WILLIAM OSPINA (Padua, Tolima, 1954). Escritor, ensayista, novelista y poeta colombiano.

Es autor de numerosos libros de poesía, entre ellos Hilo de Arena (1986), La luna del dragón (1992), El país del viento (Premio Nacional de Poesía del Instituto Colombiano de Cultura, 1992), y de ensayo, entre ellos Los nuevos centros de la esfera (Premio de Ensayo Ezequiel Martínez Estrada de Casa de las Américas, La Habana, 2003), Es tarde para el hombre (1992), ¿Dónde está la franja amarilla? (1996), Las auroras de sangre (1999), La decadencia de los dragones, América mestiza (2004), La escuela de la noche (2008).

EMILY DICKINSON EL EXILIO INTERIOR Entre 1830 y 1886 muchas cosas - photo 2
EMILY DICKINSON

EL EXILIO INTERIOR

Entre 1830 y 1886 muchas cosas trascendentales ocurrieron en los Estados Unidos. Fue terminado el primer ferrocarril, y con él se abrió una nueva etapa en la ardua conquista del continente. Fue inventada la máquina cosechadora, que moldearía el rostro de esos territorios conquistados. Walt Whitman convirtió en ritmo y en júbilo los ideales de libertad, igualdad y fraternidad que la Revolución francesa había procurado realizar con sangre.

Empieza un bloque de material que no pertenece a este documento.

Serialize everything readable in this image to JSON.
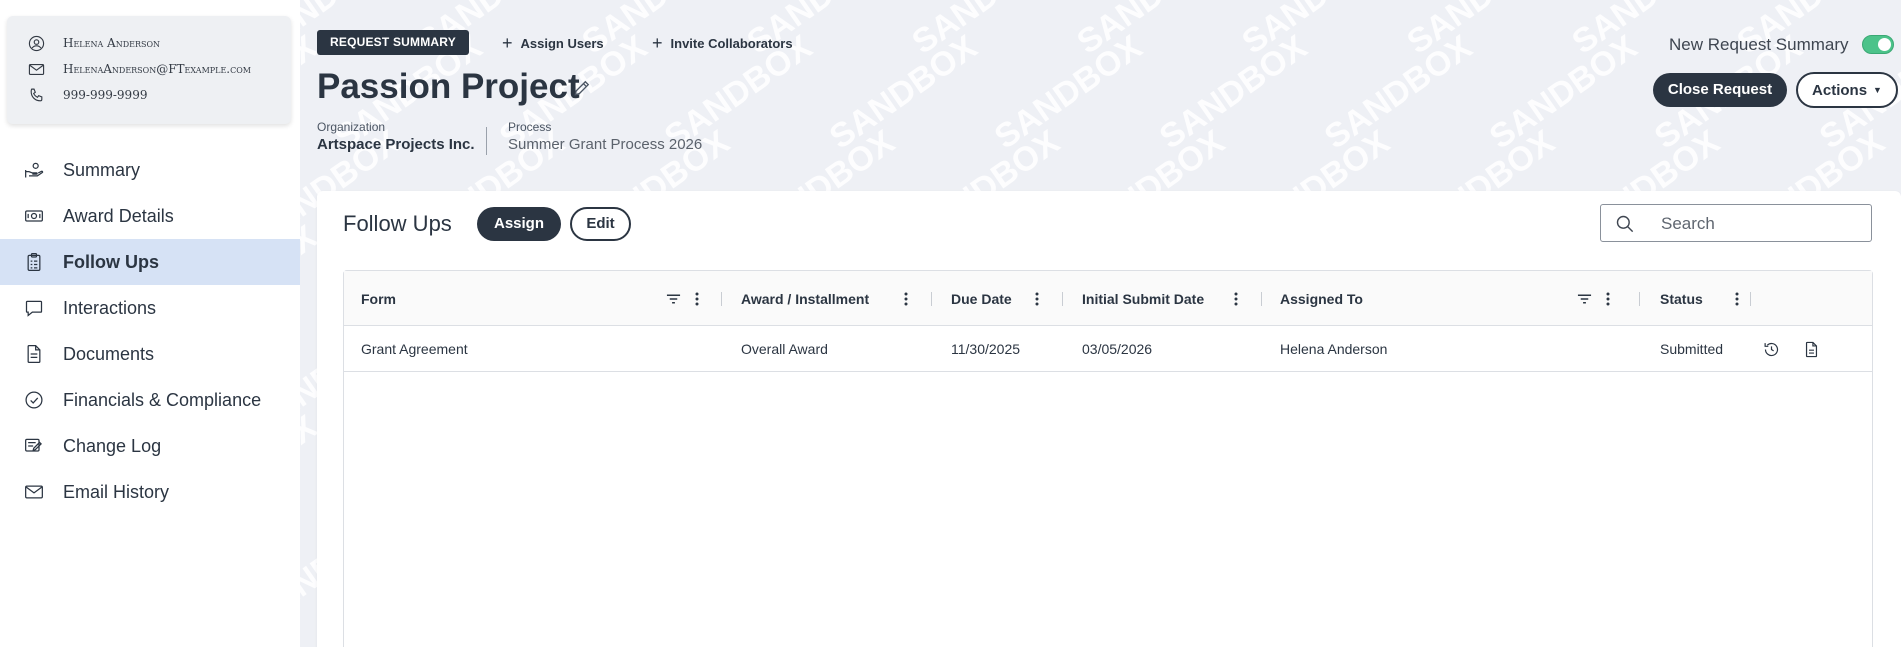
{
  "contact": {
    "name": "Helena Anderson",
    "email": "HelenaAnderson@FTexample.com",
    "phone": "999-999-9999"
  },
  "sidebar": {
    "items": [
      {
        "label": "Summary",
        "icon": "hand-coin-icon"
      },
      {
        "label": "Award Details",
        "icon": "money-icon"
      },
      {
        "label": "Follow Ups",
        "icon": "clipboard-icon",
        "active": true
      },
      {
        "label": "Interactions",
        "icon": "chat-icon"
      },
      {
        "label": "Documents",
        "icon": "document-icon"
      },
      {
        "label": "Financials & Compliance",
        "icon": "check-circle-icon"
      },
      {
        "label": "Change Log",
        "icon": "edit-list-icon"
      },
      {
        "label": "Email History",
        "icon": "envelope-icon"
      }
    ]
  },
  "header": {
    "badge": "REQUEST SUMMARY",
    "assign_users": "Assign Users",
    "invite_collaborators": "Invite Collaborators",
    "title": "Passion Project",
    "organization_label": "Organization",
    "organization_value": "Artspace Projects Inc.",
    "process_label": "Process",
    "process_value": "Summer Grant Process 2026",
    "toggle_label": "New Request Summary",
    "toggle_on": true,
    "close_request": "Close Request",
    "actions": "Actions",
    "watermark": "SANDBOX"
  },
  "followups": {
    "title": "Follow Ups",
    "assign_label": "Assign",
    "edit_label": "Edit",
    "search_placeholder": "Search",
    "columns": [
      "Form",
      "Award / Installment",
      "Due Date",
      "Initial Submit Date",
      "Assigned To",
      "Status"
    ],
    "rows": [
      {
        "form": "Grant Agreement",
        "award": "Overall Award",
        "due_date": "11/30/2025",
        "initial_submit_date": "03/05/2026",
        "assigned_to": "Helena Anderson",
        "status": "Submitted"
      }
    ]
  },
  "colors": {
    "primary": "#2b3542",
    "active_nav": "#d6e2f5",
    "toggle_on": "#4cc38a",
    "background": "#eef0f5"
  }
}
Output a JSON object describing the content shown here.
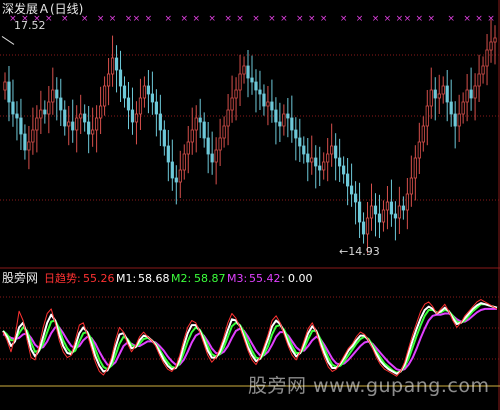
{
  "upper": {
    "title": "深发展Ａ(日线)",
    "high_label": "17.52",
    "low_label": "←14.93",
    "high_value": 17.52,
    "low_value": 14.93,
    "price_range": [
      14.7,
      17.75
    ],
    "marker_glyph": "×"
  },
  "lower": {
    "brand": "股旁网",
    "indicator_label": "日趋势:",
    "indicator_value": "55.26",
    "m1_label": "M1:",
    "m1_value": "58.68",
    "m2_label": "M2:",
    "m2_value": "58.87",
    "m3_label": "M3:",
    "m3_value": "55.42",
    "sep": ":",
    "extra_value": "0.00"
  },
  "watermark": "股旁网 www.gupang.com",
  "colors": {
    "up": "#d8504c",
    "down": "#6ec9d9",
    "grid": "#8a1a1a",
    "marker": "#e040e0",
    "title": "#e8e8e8",
    "indicator": "#ff3232",
    "m1": "#ffffff",
    "m2": "#3cff3c",
    "m3": "#e040ff",
    "extra": "#ffffff",
    "zero_line": "#d0b040"
  },
  "chart_data": [
    {
      "type": "candlestick",
      "title": "深发展Ａ(日线)",
      "annotations": [
        {
          "text": "17.52",
          "value": 17.52
        },
        {
          "text": "←14.93",
          "value": 14.93
        }
      ],
      "closes": [
        16.95,
        16.7,
        16.55,
        16.5,
        16.3,
        16.1,
        16.2,
        16.35,
        16.5,
        16.6,
        16.55,
        16.7,
        16.85,
        16.75,
        16.6,
        16.4,
        16.45,
        16.35,
        16.5,
        16.55,
        16.45,
        16.3,
        16.35,
        16.5,
        16.65,
        16.9,
        17.05,
        17.25,
        17.1,
        16.9,
        16.75,
        16.6,
        16.45,
        16.55,
        16.75,
        16.9,
        16.8,
        16.7,
        16.55,
        16.35,
        16.15,
        15.95,
        15.75,
        15.7,
        15.85,
        16.05,
        16.2,
        16.35,
        16.5,
        16.45,
        16.25,
        16.05,
        15.95,
        16.1,
        16.25,
        16.4,
        16.6,
        16.75,
        16.85,
        17.05,
        17.15,
        17.0,
        16.95,
        16.85,
        16.8,
        16.65,
        16.7,
        16.6,
        16.45,
        16.4,
        16.55,
        16.5,
        16.35,
        16.25,
        16.15,
        16.05,
        15.95,
        16.0,
        15.9,
        15.85,
        15.95,
        16.05,
        16.15,
        16.0,
        15.9,
        15.8,
        15.65,
        15.55,
        15.45,
        15.2,
        15.05,
        15.25,
        15.4,
        15.3,
        15.2,
        15.35,
        15.45,
        15.3,
        15.25,
        15.4,
        15.35,
        15.55,
        15.75,
        16.0,
        16.2,
        16.4,
        16.65,
        16.85,
        16.75,
        16.8,
        16.9,
        16.7,
        16.55,
        16.4,
        16.55,
        16.7,
        16.85,
        16.75,
        16.9,
        17.05,
        17.15,
        17.35,
        17.45,
        17.5
      ],
      "markers_at": [
        2,
        5,
        8,
        11,
        15,
        20,
        24,
        27,
        31,
        33,
        36,
        41,
        45,
        48,
        52,
        56,
        59,
        63,
        67,
        70,
        74,
        77,
        80,
        85,
        89,
        93,
        96,
        99,
        101,
        104,
        107,
        112,
        116,
        119,
        122
      ]
    },
    {
      "type": "line",
      "series": [
        {
          "name": "日趋势",
          "values": [
            62,
            55,
            45,
            58,
            80,
            72,
            55,
            40,
            38,
            50,
            66,
            78,
            82,
            70,
            55,
            45,
            40,
            42,
            55,
            68,
            70,
            60,
            48,
            36,
            28,
            25,
            30,
            40,
            55,
            66,
            62,
            52,
            45,
            50,
            58,
            62,
            58,
            55,
            50,
            42,
            35,
            30,
            28,
            32,
            42,
            55,
            66,
            72,
            70,
            62,
            52,
            42,
            36,
            40,
            48,
            58,
            70,
            78,
            74,
            66,
            56,
            46,
            38,
            34,
            40,
            50,
            60,
            72,
            76,
            70,
            60,
            50,
            42,
            38,
            45,
            55,
            65,
            70,
            62,
            50,
            40,
            32,
            28,
            30,
            36,
            42,
            48,
            52,
            58,
            62,
            60,
            55,
            48,
            40,
            34,
            30,
            28,
            26,
            24,
            28,
            36,
            48,
            60,
            70,
            80,
            86,
            88,
            84,
            78,
            82,
            86,
            80,
            72,
            66,
            70,
            76,
            80,
            84,
            88,
            90,
            88,
            86,
            84,
            82
          ]
        },
        {
          "name": "M1",
          "values": [
            63,
            58,
            50,
            54,
            66,
            70,
            60,
            47,
            41,
            46,
            58,
            70,
            77,
            72,
            60,
            50,
            44,
            43,
            50,
            61,
            66,
            62,
            52,
            41,
            33,
            28,
            29,
            36,
            49,
            60,
            61,
            55,
            48,
            49,
            55,
            59,
            58,
            55,
            51,
            45,
            38,
            33,
            30,
            31,
            38,
            50,
            61,
            68,
            68,
            63,
            55,
            46,
            40,
            40,
            45,
            54,
            64,
            73,
            72,
            67,
            58,
            49,
            42,
            37,
            39,
            47,
            56,
            67,
            72,
            69,
            62,
            53,
            46,
            41,
            44,
            52,
            61,
            67,
            63,
            53,
            44,
            36,
            31,
            31,
            35,
            40,
            46,
            50,
            55,
            59,
            59,
            55,
            49,
            43,
            37,
            33,
            30,
            28,
            26,
            28,
            34,
            44,
            55,
            65,
            74,
            81,
            84,
            82,
            78,
            80,
            83,
            80,
            74,
            69,
            70,
            74,
            78,
            82,
            85,
            87,
            86,
            85,
            84,
            83
          ]
        },
        {
          "name": "M2",
          "values": [
            63,
            60,
            55,
            55,
            61,
            66,
            63,
            53,
            45,
            46,
            52,
            62,
            71,
            72,
            65,
            55,
            48,
            44,
            46,
            54,
            61,
            62,
            56,
            47,
            38,
            32,
            30,
            33,
            42,
            52,
            58,
            56,
            51,
            49,
            52,
            56,
            57,
            55,
            52,
            47,
            41,
            36,
            32,
            31,
            35,
            44,
            54,
            62,
            66,
            64,
            58,
            50,
            43,
            41,
            43,
            49,
            58,
            67,
            70,
            68,
            62,
            54,
            46,
            40,
            39,
            43,
            50,
            60,
            67,
            68,
            64,
            57,
            50,
            44,
            44,
            48,
            56,
            63,
            63,
            56,
            48,
            40,
            34,
            32,
            33,
            37,
            42,
            47,
            52,
            56,
            58,
            56,
            51,
            45,
            40,
            35,
            32,
            29,
            27,
            28,
            32,
            39,
            49,
            59,
            68,
            76,
            81,
            81,
            79,
            79,
            81,
            80,
            76,
            71,
            70,
            72,
            76,
            80,
            83,
            86,
            86,
            85,
            84,
            83
          ]
        },
        {
          "name": "M3",
          "values": [
            60,
            59,
            57,
            56,
            57,
            60,
            61,
            57,
            51,
            48,
            49,
            54,
            61,
            66,
            66,
            61,
            55,
            50,
            48,
            50,
            55,
            58,
            57,
            52,
            45,
            39,
            34,
            33,
            36,
            43,
            50,
            53,
            52,
            50,
            50,
            52,
            54,
            54,
            53,
            50,
            46,
            41,
            37,
            34,
            34,
            38,
            45,
            53,
            59,
            61,
            59,
            54,
            48,
            44,
            43,
            45,
            50,
            57,
            63,
            65,
            63,
            58,
            52,
            46,
            42,
            42,
            45,
            51,
            58,
            62,
            62,
            59,
            54,
            49,
            46,
            46,
            50,
            55,
            58,
            56,
            51,
            45,
            39,
            35,
            34,
            35,
            38,
            42,
            46,
            50,
            53,
            54,
            52,
            48,
            44,
            40,
            36,
            33,
            30,
            29,
            30,
            34,
            40,
            48,
            57,
            65,
            72,
            76,
            77,
            77,
            78,
            78,
            76,
            73,
            71,
            71,
            73,
            76,
            79,
            81,
            82,
            82,
            82,
            82
          ]
        }
      ],
      "ylim": [
        0,
        100
      ]
    }
  ]
}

Ralph Waldo Emerson llevó a sus extremos más generosos la reflexión sobre las posibilidades de la democracia. Fue tendida la primera línea telegráfica que permitió a los hombres esa cosa increíble, dialogar a distancia. Irlandeses y alemanes entraron en la composición de los pueblos del Norte. El oro de California, como una montaña magnética, arrastró caravanas a través de las interminables praderas. Un insomne solitario le regaló a su patria, ebria de optimismo, un bálsamo de pesadillas. La tierra se llenó de factorías, el cielo se llenó de humaredas, las paralelas de acero unieron los estados. La tripulación del capitán Ahab vio aparecer entre las olas a la descomunal y satánica ballena blanca. Henry David Thoreau inventó la desobediencia civil. Abraham Lincoln asumió el comando de la república. Durante cinco años intercambiaron fuego y prodigaron sangre los cañones del norte y del sur. Las cadenas que doblaban a los negros sobre los algodonales inmensos se rompieron. Las llamas de Chicago hicieron pensar a los hombres que ardía el lago Michigan. Sobre el estruendo de las máquinas que se multiplicaban cruzó las praderas con bisontes una voz humana llevada por un hilo. Huckleberry Finn miró las estrellas sobre las embravecidas aguas del Mississippi. Los obreros rugieron, los anarquistas dispararon, y el fonógrafo con sus voces y sus flautas mágicas ocupó los salones. Tal vez más asombroso que estos hechos fue que en medio de ellos hubiera discurrido la existencia y la poesía de Emily Dickinson.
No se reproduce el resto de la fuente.